We are definitely getting traffic to our website from the blog (and I don’t even push the product. I just mention it in the bio. And we have at least one subscription directly attributable. (Compare that to Adwords, which netted us 2 paying subscriptions in several months ($400 worth of ads).

I’ve indeed already changing the aim of my articles. I’ve put them on our main website, and not on the blog. I’m definitely changing the nature of articles for the future.

Are you letting users sign up for a newsletter so they get notified of the new articles?
Have you considered a specific “course” (or “series”) on “improving your poker skills?”

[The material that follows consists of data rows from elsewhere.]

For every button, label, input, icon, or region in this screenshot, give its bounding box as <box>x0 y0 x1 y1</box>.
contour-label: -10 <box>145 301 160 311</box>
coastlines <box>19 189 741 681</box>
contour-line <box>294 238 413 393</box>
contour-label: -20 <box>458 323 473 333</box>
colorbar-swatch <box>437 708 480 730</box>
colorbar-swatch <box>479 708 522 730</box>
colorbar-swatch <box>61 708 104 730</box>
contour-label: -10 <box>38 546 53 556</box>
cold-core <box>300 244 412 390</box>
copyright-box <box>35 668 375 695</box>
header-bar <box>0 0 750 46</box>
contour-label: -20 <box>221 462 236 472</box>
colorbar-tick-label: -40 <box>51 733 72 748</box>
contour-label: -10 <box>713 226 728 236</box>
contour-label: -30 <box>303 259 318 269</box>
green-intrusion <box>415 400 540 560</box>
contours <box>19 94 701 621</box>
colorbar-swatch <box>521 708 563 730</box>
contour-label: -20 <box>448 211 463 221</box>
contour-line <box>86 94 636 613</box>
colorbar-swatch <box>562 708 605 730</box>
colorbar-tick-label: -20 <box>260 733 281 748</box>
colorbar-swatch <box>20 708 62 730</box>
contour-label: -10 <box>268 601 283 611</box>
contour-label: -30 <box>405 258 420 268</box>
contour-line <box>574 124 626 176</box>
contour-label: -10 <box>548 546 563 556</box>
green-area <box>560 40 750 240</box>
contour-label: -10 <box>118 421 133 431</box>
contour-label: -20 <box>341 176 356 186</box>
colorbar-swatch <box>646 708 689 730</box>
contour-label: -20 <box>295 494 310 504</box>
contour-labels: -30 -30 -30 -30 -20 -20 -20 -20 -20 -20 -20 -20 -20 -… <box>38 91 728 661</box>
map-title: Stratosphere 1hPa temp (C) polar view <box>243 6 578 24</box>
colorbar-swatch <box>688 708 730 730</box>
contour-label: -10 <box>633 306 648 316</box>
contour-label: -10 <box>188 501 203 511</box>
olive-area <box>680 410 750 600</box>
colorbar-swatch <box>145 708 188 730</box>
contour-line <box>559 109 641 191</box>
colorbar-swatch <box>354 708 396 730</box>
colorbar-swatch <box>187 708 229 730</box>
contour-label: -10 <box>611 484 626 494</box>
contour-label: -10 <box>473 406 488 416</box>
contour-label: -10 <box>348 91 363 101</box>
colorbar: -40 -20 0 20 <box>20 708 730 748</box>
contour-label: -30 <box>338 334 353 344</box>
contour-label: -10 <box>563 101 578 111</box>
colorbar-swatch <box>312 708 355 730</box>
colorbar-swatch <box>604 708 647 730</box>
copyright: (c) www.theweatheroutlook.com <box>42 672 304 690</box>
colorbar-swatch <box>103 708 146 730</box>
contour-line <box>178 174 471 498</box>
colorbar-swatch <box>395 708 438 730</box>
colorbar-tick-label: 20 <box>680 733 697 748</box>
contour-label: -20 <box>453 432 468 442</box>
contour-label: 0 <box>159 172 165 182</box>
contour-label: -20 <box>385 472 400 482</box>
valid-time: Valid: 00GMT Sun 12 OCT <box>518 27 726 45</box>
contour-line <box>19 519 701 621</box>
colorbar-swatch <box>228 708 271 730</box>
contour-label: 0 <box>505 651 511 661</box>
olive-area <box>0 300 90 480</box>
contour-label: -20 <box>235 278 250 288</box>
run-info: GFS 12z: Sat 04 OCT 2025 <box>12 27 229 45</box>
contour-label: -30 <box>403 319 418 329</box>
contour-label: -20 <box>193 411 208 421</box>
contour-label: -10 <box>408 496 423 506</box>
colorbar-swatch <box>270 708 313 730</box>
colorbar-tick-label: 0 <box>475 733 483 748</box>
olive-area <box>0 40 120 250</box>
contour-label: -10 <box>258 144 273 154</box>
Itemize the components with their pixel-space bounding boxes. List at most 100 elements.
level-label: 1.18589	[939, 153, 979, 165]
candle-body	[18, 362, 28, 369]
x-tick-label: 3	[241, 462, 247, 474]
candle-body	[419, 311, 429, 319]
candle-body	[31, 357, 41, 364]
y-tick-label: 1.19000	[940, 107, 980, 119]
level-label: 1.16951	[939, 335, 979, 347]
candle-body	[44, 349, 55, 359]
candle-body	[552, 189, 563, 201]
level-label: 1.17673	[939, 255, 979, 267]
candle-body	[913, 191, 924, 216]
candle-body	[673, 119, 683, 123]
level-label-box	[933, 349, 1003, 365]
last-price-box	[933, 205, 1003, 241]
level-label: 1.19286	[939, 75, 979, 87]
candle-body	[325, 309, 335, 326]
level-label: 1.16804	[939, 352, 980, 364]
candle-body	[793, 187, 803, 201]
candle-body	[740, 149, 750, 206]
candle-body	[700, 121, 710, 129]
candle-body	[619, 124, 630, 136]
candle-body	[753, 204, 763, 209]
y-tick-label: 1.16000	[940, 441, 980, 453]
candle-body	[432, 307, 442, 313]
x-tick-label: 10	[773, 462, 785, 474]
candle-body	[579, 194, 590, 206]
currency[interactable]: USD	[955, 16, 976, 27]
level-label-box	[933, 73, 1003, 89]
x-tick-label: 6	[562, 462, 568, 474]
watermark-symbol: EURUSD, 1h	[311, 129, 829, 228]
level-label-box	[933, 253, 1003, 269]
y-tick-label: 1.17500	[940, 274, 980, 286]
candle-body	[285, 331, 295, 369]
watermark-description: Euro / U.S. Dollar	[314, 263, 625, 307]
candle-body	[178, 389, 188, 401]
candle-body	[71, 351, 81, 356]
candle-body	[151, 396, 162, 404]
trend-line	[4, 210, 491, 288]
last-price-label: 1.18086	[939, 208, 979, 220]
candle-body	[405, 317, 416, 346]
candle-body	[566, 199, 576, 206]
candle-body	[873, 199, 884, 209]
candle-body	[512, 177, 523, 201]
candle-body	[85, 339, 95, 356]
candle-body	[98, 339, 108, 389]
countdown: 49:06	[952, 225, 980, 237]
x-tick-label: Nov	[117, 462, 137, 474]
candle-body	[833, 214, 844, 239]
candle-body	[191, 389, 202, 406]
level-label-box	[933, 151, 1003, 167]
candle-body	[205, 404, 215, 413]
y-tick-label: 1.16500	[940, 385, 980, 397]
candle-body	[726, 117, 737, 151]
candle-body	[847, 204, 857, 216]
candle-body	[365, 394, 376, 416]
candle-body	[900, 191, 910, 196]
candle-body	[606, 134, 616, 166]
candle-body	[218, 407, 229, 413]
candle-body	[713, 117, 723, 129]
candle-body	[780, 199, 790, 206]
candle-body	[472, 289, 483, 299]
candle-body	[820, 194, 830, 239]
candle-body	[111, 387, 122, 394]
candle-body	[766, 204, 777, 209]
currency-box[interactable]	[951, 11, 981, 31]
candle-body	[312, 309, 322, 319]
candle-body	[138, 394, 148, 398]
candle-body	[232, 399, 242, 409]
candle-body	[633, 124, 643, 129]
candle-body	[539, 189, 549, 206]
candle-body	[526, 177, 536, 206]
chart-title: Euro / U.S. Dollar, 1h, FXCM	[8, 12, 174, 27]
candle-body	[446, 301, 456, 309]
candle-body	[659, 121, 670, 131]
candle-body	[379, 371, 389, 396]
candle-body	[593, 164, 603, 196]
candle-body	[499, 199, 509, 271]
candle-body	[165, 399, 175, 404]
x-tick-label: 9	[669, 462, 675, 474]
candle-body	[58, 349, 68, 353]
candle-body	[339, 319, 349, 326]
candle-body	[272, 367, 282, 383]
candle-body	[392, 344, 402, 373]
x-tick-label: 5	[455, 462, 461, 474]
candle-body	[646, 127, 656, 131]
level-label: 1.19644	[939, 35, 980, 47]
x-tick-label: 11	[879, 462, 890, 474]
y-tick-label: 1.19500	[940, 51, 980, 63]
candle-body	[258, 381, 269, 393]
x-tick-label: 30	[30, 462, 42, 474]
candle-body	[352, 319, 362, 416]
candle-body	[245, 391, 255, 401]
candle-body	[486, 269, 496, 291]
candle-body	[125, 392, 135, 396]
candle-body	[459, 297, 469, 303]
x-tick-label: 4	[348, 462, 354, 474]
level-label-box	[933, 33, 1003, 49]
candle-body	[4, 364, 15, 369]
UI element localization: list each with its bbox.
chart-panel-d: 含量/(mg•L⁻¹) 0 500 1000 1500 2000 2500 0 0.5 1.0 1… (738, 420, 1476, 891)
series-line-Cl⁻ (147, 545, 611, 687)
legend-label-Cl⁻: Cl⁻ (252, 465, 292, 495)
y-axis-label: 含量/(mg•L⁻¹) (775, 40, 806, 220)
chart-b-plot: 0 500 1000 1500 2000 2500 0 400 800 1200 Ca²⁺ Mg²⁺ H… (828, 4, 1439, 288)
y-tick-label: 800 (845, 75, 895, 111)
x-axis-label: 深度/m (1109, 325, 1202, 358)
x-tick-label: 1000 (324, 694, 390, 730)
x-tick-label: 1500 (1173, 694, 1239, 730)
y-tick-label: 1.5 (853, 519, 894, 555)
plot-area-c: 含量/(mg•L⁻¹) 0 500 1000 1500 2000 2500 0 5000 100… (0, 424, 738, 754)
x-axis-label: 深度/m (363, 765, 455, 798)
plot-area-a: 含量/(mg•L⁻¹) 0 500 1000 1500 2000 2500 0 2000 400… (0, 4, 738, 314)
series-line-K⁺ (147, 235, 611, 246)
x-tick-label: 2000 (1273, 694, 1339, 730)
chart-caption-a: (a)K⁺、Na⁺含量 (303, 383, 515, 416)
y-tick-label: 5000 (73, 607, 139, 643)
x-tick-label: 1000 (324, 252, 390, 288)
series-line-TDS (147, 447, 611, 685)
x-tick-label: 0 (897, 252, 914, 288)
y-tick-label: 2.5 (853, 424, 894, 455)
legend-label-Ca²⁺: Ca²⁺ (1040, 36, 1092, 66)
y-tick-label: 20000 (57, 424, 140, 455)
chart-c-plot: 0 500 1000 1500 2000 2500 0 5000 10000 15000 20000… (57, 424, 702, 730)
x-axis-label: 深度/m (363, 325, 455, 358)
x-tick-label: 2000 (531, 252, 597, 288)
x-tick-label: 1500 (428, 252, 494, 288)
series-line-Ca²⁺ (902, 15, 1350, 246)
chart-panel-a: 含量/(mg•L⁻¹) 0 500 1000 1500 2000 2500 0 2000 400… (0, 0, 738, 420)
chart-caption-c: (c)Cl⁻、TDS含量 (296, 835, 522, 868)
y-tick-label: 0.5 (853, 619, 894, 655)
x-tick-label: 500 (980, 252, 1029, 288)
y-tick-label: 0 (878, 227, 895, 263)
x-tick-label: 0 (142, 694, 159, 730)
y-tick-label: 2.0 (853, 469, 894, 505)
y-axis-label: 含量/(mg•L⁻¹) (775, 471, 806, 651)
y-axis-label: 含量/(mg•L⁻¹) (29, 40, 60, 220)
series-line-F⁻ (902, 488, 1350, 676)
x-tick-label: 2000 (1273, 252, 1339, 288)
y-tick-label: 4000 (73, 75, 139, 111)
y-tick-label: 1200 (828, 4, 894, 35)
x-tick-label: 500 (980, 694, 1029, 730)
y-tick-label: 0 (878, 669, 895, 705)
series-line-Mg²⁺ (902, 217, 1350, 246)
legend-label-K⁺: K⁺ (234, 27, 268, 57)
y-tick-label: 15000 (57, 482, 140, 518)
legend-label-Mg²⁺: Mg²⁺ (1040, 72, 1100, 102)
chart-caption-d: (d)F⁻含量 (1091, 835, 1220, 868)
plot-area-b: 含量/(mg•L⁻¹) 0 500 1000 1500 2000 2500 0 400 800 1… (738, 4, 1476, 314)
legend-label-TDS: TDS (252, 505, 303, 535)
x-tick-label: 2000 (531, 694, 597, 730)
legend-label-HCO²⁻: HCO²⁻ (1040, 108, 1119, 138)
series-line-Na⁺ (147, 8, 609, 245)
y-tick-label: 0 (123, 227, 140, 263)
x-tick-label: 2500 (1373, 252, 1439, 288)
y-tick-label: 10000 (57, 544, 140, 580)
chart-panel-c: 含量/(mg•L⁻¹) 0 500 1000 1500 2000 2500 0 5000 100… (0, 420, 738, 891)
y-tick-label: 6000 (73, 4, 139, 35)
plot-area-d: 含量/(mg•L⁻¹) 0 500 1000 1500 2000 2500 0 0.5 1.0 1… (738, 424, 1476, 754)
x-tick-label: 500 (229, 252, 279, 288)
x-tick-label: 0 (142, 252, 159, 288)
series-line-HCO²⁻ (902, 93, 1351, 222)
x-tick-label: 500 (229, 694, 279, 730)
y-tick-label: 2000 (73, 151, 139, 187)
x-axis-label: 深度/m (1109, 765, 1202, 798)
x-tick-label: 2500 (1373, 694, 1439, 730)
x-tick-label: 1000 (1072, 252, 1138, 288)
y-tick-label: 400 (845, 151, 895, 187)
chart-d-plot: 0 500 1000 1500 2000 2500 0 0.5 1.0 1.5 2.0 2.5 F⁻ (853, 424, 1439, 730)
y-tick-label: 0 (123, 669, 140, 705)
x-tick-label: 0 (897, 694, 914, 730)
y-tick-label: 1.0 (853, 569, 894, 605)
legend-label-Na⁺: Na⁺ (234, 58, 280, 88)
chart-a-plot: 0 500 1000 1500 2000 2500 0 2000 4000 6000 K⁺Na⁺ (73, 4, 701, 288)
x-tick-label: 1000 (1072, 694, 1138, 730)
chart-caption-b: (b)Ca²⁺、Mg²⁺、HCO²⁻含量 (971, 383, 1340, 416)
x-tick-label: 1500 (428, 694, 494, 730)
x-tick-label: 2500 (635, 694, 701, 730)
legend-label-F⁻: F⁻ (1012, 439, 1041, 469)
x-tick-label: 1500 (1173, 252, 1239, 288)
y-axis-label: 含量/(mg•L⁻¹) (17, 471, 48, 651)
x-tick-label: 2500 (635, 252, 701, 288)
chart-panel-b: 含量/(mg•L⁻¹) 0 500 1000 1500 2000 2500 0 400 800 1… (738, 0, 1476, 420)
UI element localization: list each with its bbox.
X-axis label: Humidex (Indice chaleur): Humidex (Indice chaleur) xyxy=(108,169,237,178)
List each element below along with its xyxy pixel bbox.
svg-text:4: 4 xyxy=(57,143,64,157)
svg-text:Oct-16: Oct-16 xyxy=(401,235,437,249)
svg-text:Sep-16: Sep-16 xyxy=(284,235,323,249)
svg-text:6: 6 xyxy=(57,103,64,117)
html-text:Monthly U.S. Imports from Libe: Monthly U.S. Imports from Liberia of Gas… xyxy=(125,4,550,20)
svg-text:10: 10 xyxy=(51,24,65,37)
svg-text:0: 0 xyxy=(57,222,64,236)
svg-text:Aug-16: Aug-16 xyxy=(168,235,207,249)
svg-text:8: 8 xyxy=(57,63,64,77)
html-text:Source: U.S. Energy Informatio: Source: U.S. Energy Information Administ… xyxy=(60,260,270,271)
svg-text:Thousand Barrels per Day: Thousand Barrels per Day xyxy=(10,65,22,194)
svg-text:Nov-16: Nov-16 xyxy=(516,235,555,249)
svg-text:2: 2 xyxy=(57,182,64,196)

I suspect there are potential customers out there who are casual players who want to be better but don’t know what the path is. Once they get serious THEN they might love PCP. Your free course could jazz them up about it. I really see a lot of potential here for that. And I assume you LIKE poker, so it’s research you’d enjoy.

Surely there must be podcasts and blogs on “improve your poker skill”. If not maybe that’d be a good thing to experiment with (not easy I know :smile:

Pls do keep me posted.

Yes, one of the things I did in my “marketing November” was to make it much easier and desirable to join our mailing list. The number of daily signups improved significantly and immediately.

I hate blogging, but that’s because I don’t like writing in English. I’m pretty sure blogging works very well, but have you tried “side project marketing”? Making free tools, related to your main product? For a team is more exciting to launch fun side project, maybe even monthly, than writing a long blog post.